Clearly a number of questions to answer...
1: Hedging policy...
All SB bookmakers take on at least some exposure. If they didn't, and went away to hedge every single trade, they would make very little in the way of profits. This is for the simple reason that hedging costs money, both in terms of market spread and broker commission.
A bookie hedging/not hedging is a risk-managment decision, rather than a view for or against underlying clients. All sensible bookmaking companies assume that, in the long run, some clients will win and a slightly larger number will lose; what matters is to ensure that any large aggregate position that builds up because of client business is monitored and contained by making hedging trades to keep its size within a preset limit.
This isn't the easiest thing to get across, so let me give an example:
On the daily dow, a company might start the day pretty flat, exposure-wise. The company sees a £10 buyer here, a £50 seller there, etc and will do nothing. If, however, the consensus of client opinion is that today will be an up-day, then clients as a whole will be going long. So, as the day develops, the bookie will go shorter and shorter. Eventually he will go shorter than what policy dictates to be prudent. At this point he will go into the market, buying dow jones futures contracts or, more likely, S&P futures as a hedge. He will buy just enough to bring himself back under his limit. So if the limit is +/-£1000 per point, and client biz takes him short £1100 per point, he will buy just £100 per point-equivalent in the futures market, and see where client biz takes the exposure from there.
There is no discretion about whether or not to hedge, and no notice is taken of which clients have built up the position. Your particular bet may end up getting hedged, or it may not - it's really nothing personal.

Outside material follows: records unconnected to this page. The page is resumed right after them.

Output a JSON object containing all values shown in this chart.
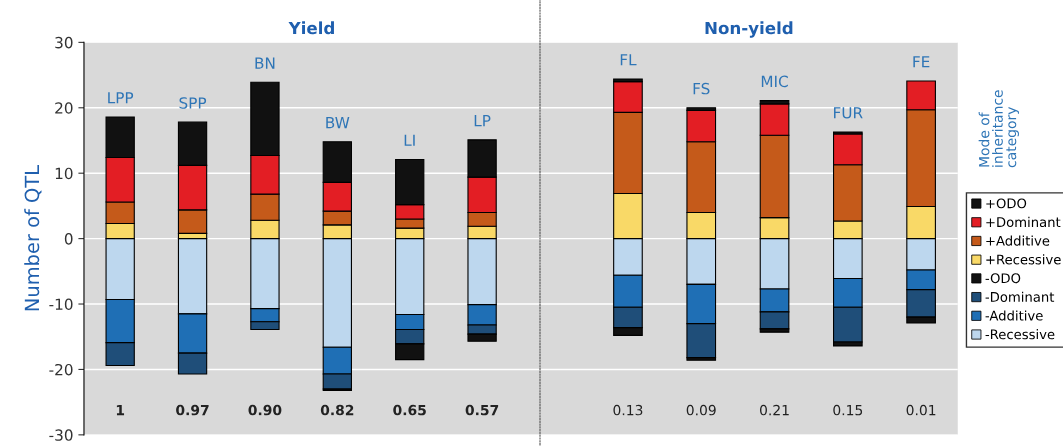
{
  "chart_data": [
    {
      "type": "bar",
      "title": "Yield",
      "ylabel": "Number of QTL",
      "stacked": true,
      "grid": "y",
      "legend": false,
      "tick_labels": "y",
      "categories": [
        "LPP",
        "SPP",
        "BN",
        "BW",
        "LI",
        "LP"
      ],
      "ylim": [
        -30,
        30
      ],
      "yticks": [
        -30,
        -20,
        -10,
        0,
        10,
        20,
        30
      ],
      "annotations": [
        "1",
        "0.97",
        "0.90",
        "0.82",
        "0.65",
        "0.57"
      ],
      "series": [
        {
          "color": "#f9d967",
          "values": [
            2.3,
            0.8,
            2.8,
            2.1,
            1.6,
            1.9
          ]
        },
        {
          "color": "#c55a1a",
          "values": [
            3.3,
            3.6,
            4.0,
            2.1,
            1.4,
            2.1
          ]
        },
        {
          "color": "#e31e24",
          "values": [
            6.8,
            6.8,
            5.9,
            4.4,
            2.2,
            5.4
          ]
        },
        {
          "color": "#111111",
          "values": [
            6.2,
            6.6,
            11.2,
            6.2,
            6.9,
            5.7
          ]
        },
        {
          "color": "#bdd7ee",
          "values": [
            -9.3,
            -11.5,
            -10.7,
            -16.6,
            -11.6,
            -10.1
          ]
        },
        {
          "color": "#1f6fb5",
          "values": [
            -6.6,
            -6.0,
            -2.0,
            -4.1,
            -2.3,
            -3.1
          ]
        },
        {
          "color": "#1f4e79",
          "values": [
            -3.5,
            -3.2,
            -1.2,
            -2.3,
            -2.2,
            -1.4
          ]
        },
        {
          "color": "#111111",
          "values": [
            null,
            null,
            null,
            -0.2,
            -2.4,
            -1.1
          ]
        }
      ]
    },
    {
      "type": "bar",
      "title": "Non-yield",
      "stacked": true,
      "grid": "y",
      "legend": "right",
      "legend_title": "Mode of inheritance category",
      "tick_labels": false,
      "categories": [
        "FL",
        "FS",
        "MIC",
        "FUR",
        "FE"
      ],
      "ylim": [
        -30,
        30
      ],
      "yticks": [
        -30,
        -20,
        -10,
        0,
        10,
        20,
        30
      ],
      "annotations": [
        "0.13",
        "0.09",
        "0.21",
        "0.15",
        "0.01"
      ],
      "series": [
        {
          "name": "+Recessive",
          "color": "#f9d967",
          "values": [
            6.9,
            4.0,
            3.2,
            2.7,
            4.9
          ]
        },
        {
          "name": "+Additive",
          "color": "#c55a1a",
          "values": [
            12.4,
            10.8,
            12.6,
            8.6,
            14.8
          ]
        },
        {
          "name": "+Dominant",
          "color": "#e31e24",
          "values": [
            4.7,
            4.8,
            4.8,
            4.7,
            4.4
          ]
        },
        {
          "name": "+ODO",
          "color": "#111111",
          "values": [
            0.4,
            0.4,
            0.5,
            0.3,
            null
          ]
        },
        {
          "name": "-Recessive",
          "color": "#bdd7ee",
          "values": [
            -5.6,
            -7.0,
            -7.7,
            -6.1,
            -4.8
          ]
        },
        {
          "name": "-Additive",
          "color": "#1f6fb5",
          "values": [
            -4.9,
            -6.0,
            -3.5,
            -4.4,
            -3.0
          ]
        },
        {
          "name": "-Dominant",
          "color": "#1f4e79",
          "values": [
            -3.1,
            -5.2,
            -2.6,
            -5.3,
            -4.2
          ]
        },
        {
          "name": "-ODO",
          "color": "#111111",
          "values": [
            -1.2,
            -0.4,
            -0.5,
            -0.6,
            -0.9
          ]
        }
      ]
    }
  ]
}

Some less intelligent salesmen try to turn hedging policy into some kind of marketing tool - i.e. "we hedge everything, so we want you to win, unlike companies x, y and z". This is a pretty weak argument. Firstly, they are lying about their company policy, at least to some extent. Secondly, if they genuinely are hedging everything you do then they'll have to read the price aggressively against you every time you trade, or they'll make no money (because they're paying away most of the spread they receive from you). Thirdly, bookmakers don't actively cheer on client misfortune. If a client is a nice guy and is clearly a reasonable person, seeing him make money doesn't particularly annoy us (I speak as someone who once saw a particular client take £200,000 out of my book on one particular evening a couple of years ago. We still chat about it when he phones in). If a client is known to be a complete w*nker then we laugh when he loses and wish him extreme malice when he wins. That's human nature. But the personal views of dealers has no effect on the (automated) prices at which a client deals, and most dealers are bright enough to understand that profits or losses at the level of individual clients don't mean anything. Take enough business and the magic of spread/efficient markets will make you plenty of money in the long run.
It is true that some companies hedge more than others. But this isn't because they want to be "on your side", it's because they have unsophisticated risk management systems and therefore can't be relaxed about aggregating and monitoring net client positions.
It's difficult to know individual hedging policies for sure, but I'd put CMC and IG towards the "not hedging" end of the spectrum, and City and Cantor towards the "hedge it all" end. But don't take my opinion as gospel.
2: Arbers
I think someone else correctly answered this one. We don't like arbers because, in the long run, they always win and the bookmaking industry always loses. No company is so arrogant as to believe that the spread they make is always correct, and that they are always going to end up on the right side of an arb. It's a straightforward transfer of wealth from the two bookmakers involved to the arber. In the long run each bookmaker will end up wearing half the loss.
3: Spreads on US shares
Again, already answered correctly. I don't think the company involved would have widened the spread out of malice - that's bad for business and, apart from that, is labour intensive. Most dealers would rather all trades went through automatically, as it involves less work. It's probable that you were dealing in a size too big for the order book at that moment. It's the same reasoning as that behind not quoting dailies round the cash - if we can't deal at a certain level, it's daft to let clients do it.
4: Arbing binaries against Betfair prices
Possible, but don't forget that betfair take 4% out of you if you win, so it's difficult to create a robust arb.
5: Who I work for
No great secret, as I did reveal it in response to clearly libellous posting by another user (since edited by the moderator). But I'd prefer not to talk about my company. For what it's worth I think we're about as honest/respectable as they come (not saying much in the world of bookmaking, perhaps). But there will be inevitably be people out there who've had problems with us and I'd prefer not to waste everyone's time in slanging matches over long-dead disputes.